Edita Schubert led a dual existence. Over a period spanning thirty years, the late Croatian artist worked at the Institute of Anatomy at the Zagreb University’s faculty of medicine, meticulously drawing cadavers for study for surgical textbooks. In her studio, she created work that defied simple classification – often using the very same tools.
“She was producing these really precise, technical illustrations which were used in surgical handbooks,” says a organizer of a fresh exhibition of the artist's oeuvre. “She was right in the middle of that practice … She was totally unfazed about being in dissections.” These detailed anatomical studies, observes a museum curator, are still published in handbooks for medical students currently in Croatia.Where Two Realms Converged
Schubert’s dual vocation wasn’t unusual for creatives in the former Yugoslavia, who seldom could rely on art sales. But the way these two worlds bled into each other was. The surgical blades for precise cuts on bodies became instruments for slicing canvas. Adhesive tape intended for bandages secured her sliced creations. Laboratory tubes commonly used for samples transformed into containers for her life story.
A Frustration That Cut Deep
At the start of the seventies, Schubert was still creating within the limits of classic art. She produced meticulous, hyperrealistic still lifes in oil and acrylic of confectionery and tabletop items. But frustration had been building since her student days.

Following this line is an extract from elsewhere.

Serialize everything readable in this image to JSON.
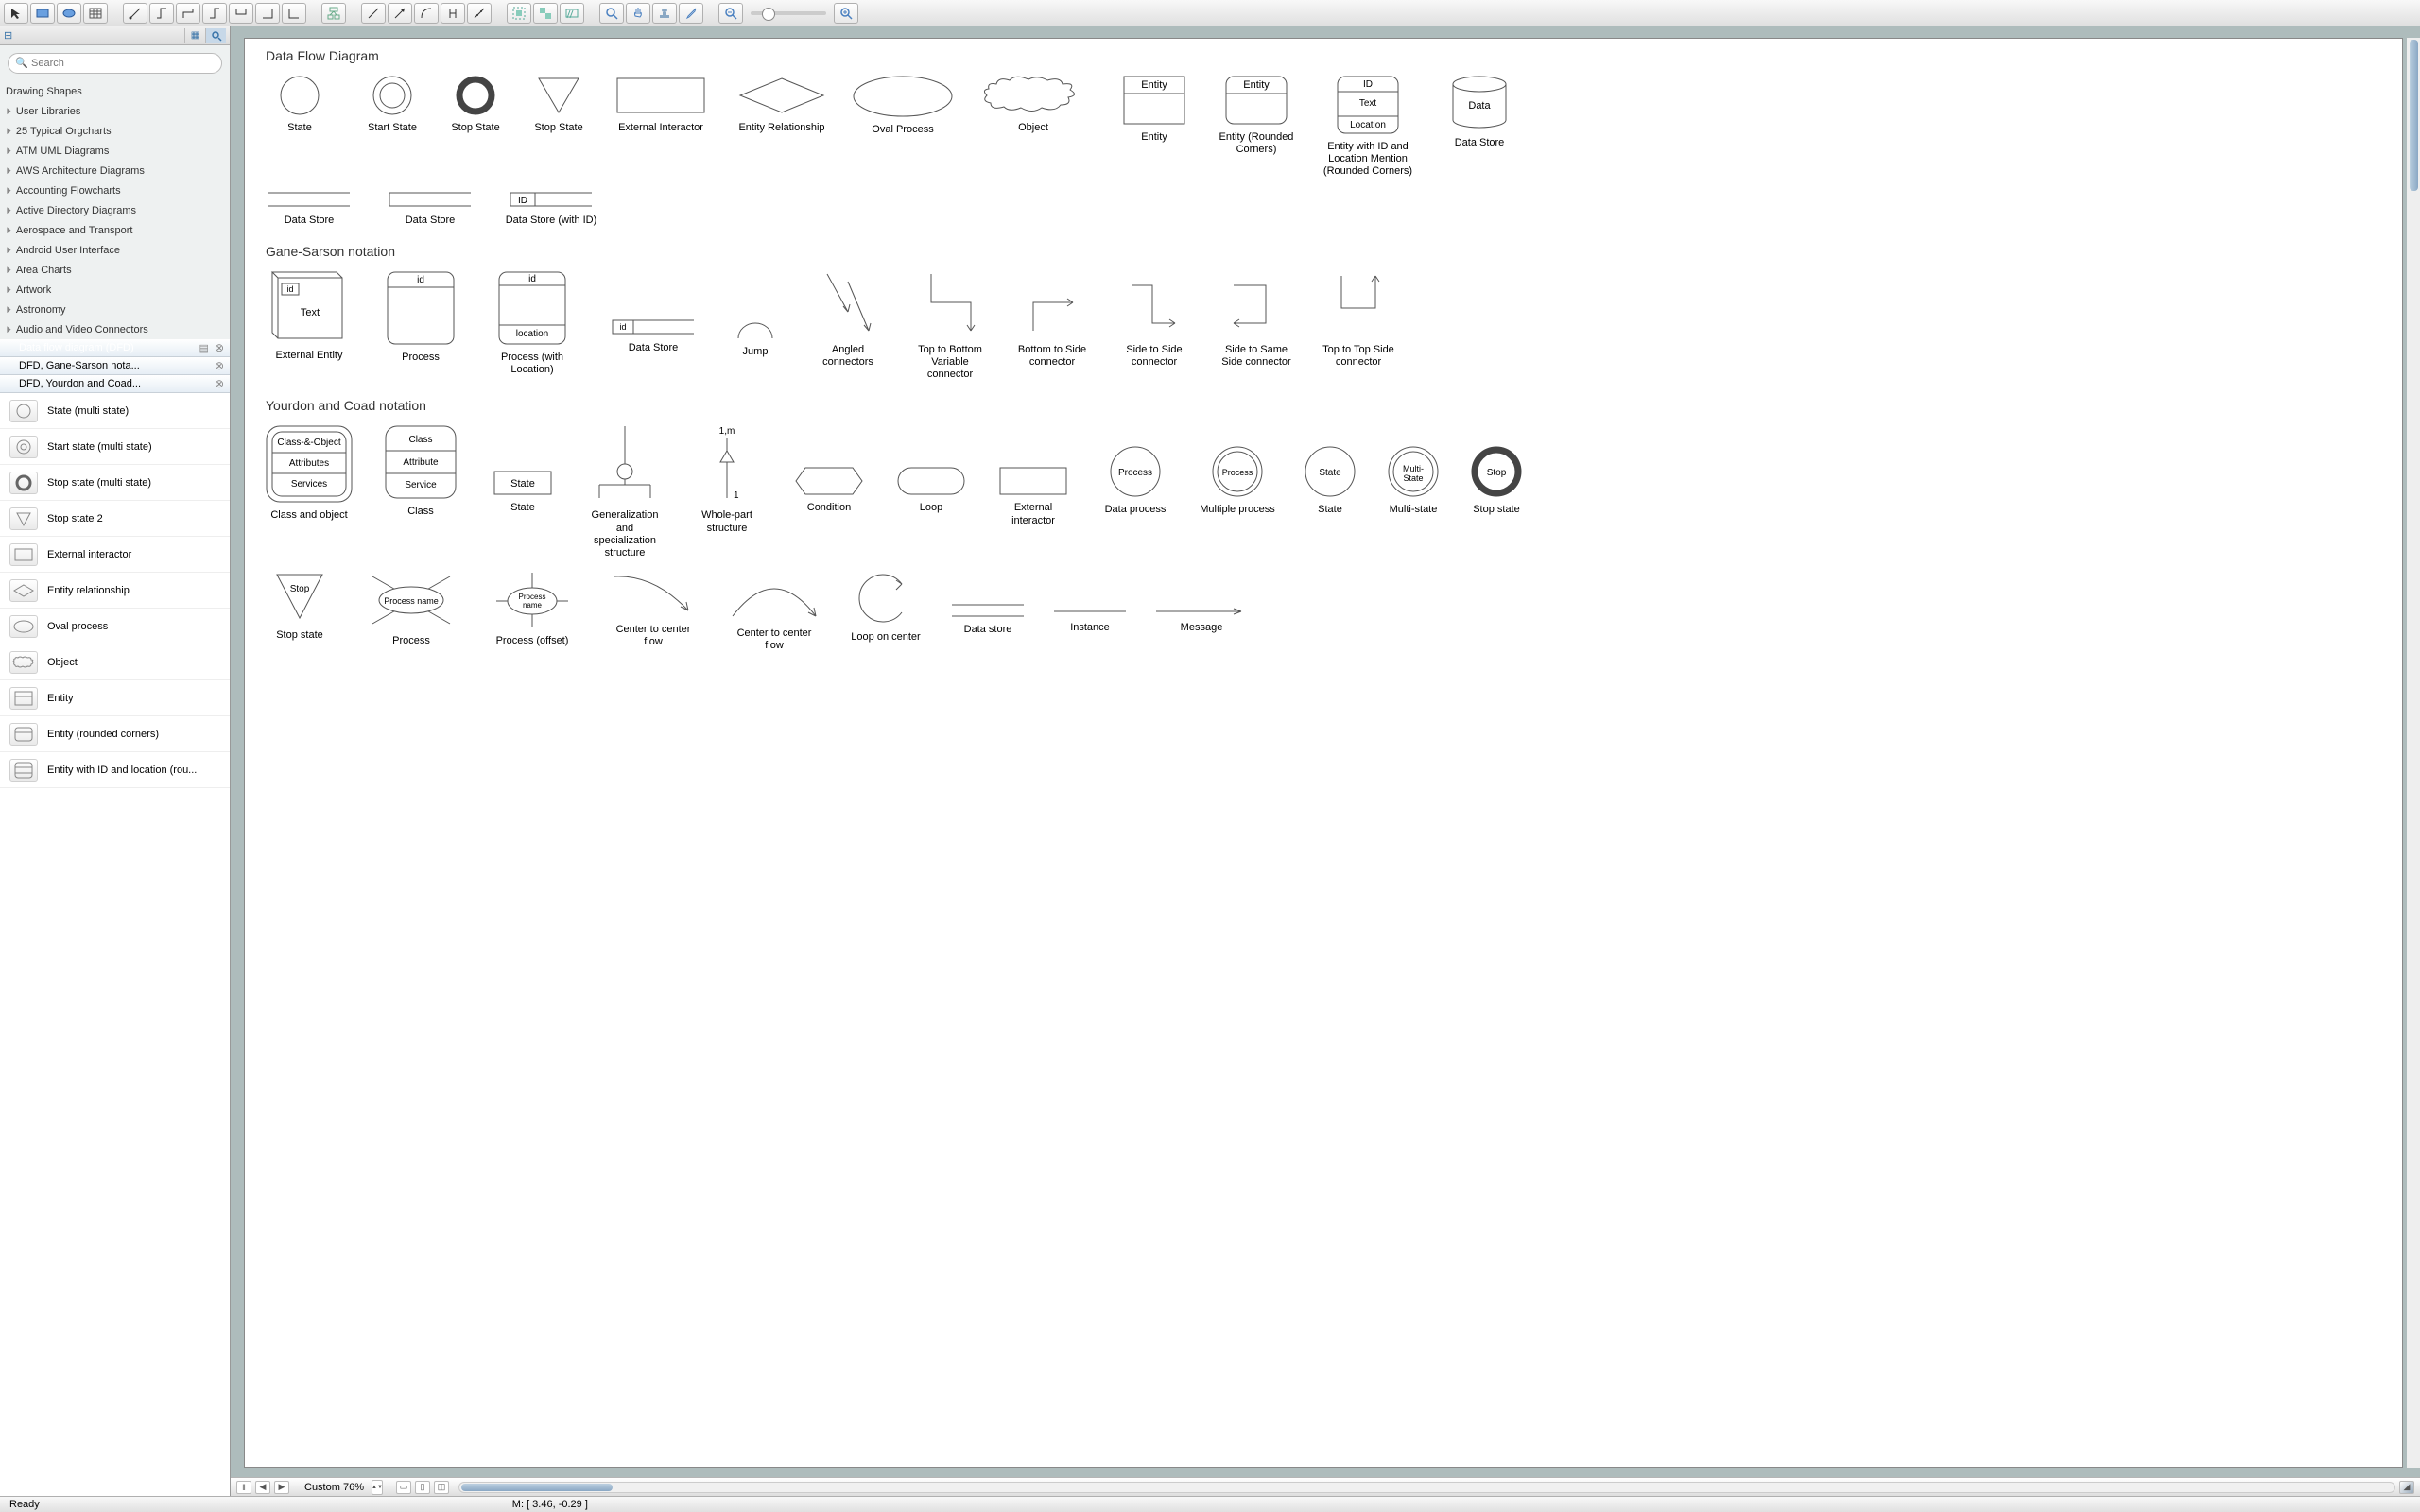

During her time at the Zagreb art school, she was required to depict nude figures. “I needed to drive the blade into the painting, it truly frustrated me, that taut surface on which I had to talk about something,” she confided in a researcher, among the rare individuals she spoke with. “I thrust the blade into the painting in place of a brush.”
The Artistic Performance of Cutting
That year, this desire became a concrete action. Schubert produced eleven large canvases. She painted each one a blue monochrome before taking a medical scalpel and executing numerous intentional, accurate incisions. She then folded back the sliced fabric to expose the underside, producing pieces recorded with clinical accuracy. She timestamped each to emphasize their nature as events. In one 1977 series of photographs, titled Self-Portrait Through a Sliced Painting, she inserted her features, hair, and digits through the openings, turning her own body into artistic material.
“Indeed, my entire oeuvre carries a sense of dissection … dissection like an evening nude,” the artist replied when asked about their meaning. For a close friend and scholar, this explanation was a key insight – a clue from an artist who rarely explained herself.Two Lives, Deeply Connected
Analysts frequently presented the artist's dual roles as completely distinct: the experimental avant garde artist on one side, the anatomical artist supporting herself separately. “My perspective is that those two personalities were deeply, deeply connected,” states a scholar. “It's impossible to spend 35 years at the Anatomy Institute from eight in the morning until three in the afternoon and remain untouched by the environment.”
Biological Inspirations Beneath the Surface
A key insight from a ongoing display is the way it follows these anatomical influences within creations that superficially look completely abstract. During the middle of the 1980s, she made a collection of angular works – trapeziums, as they came to be known. Art writers grouped them with the popular geometric abstraction trend. However, the reality was uncovered much later, while examining her personal papers.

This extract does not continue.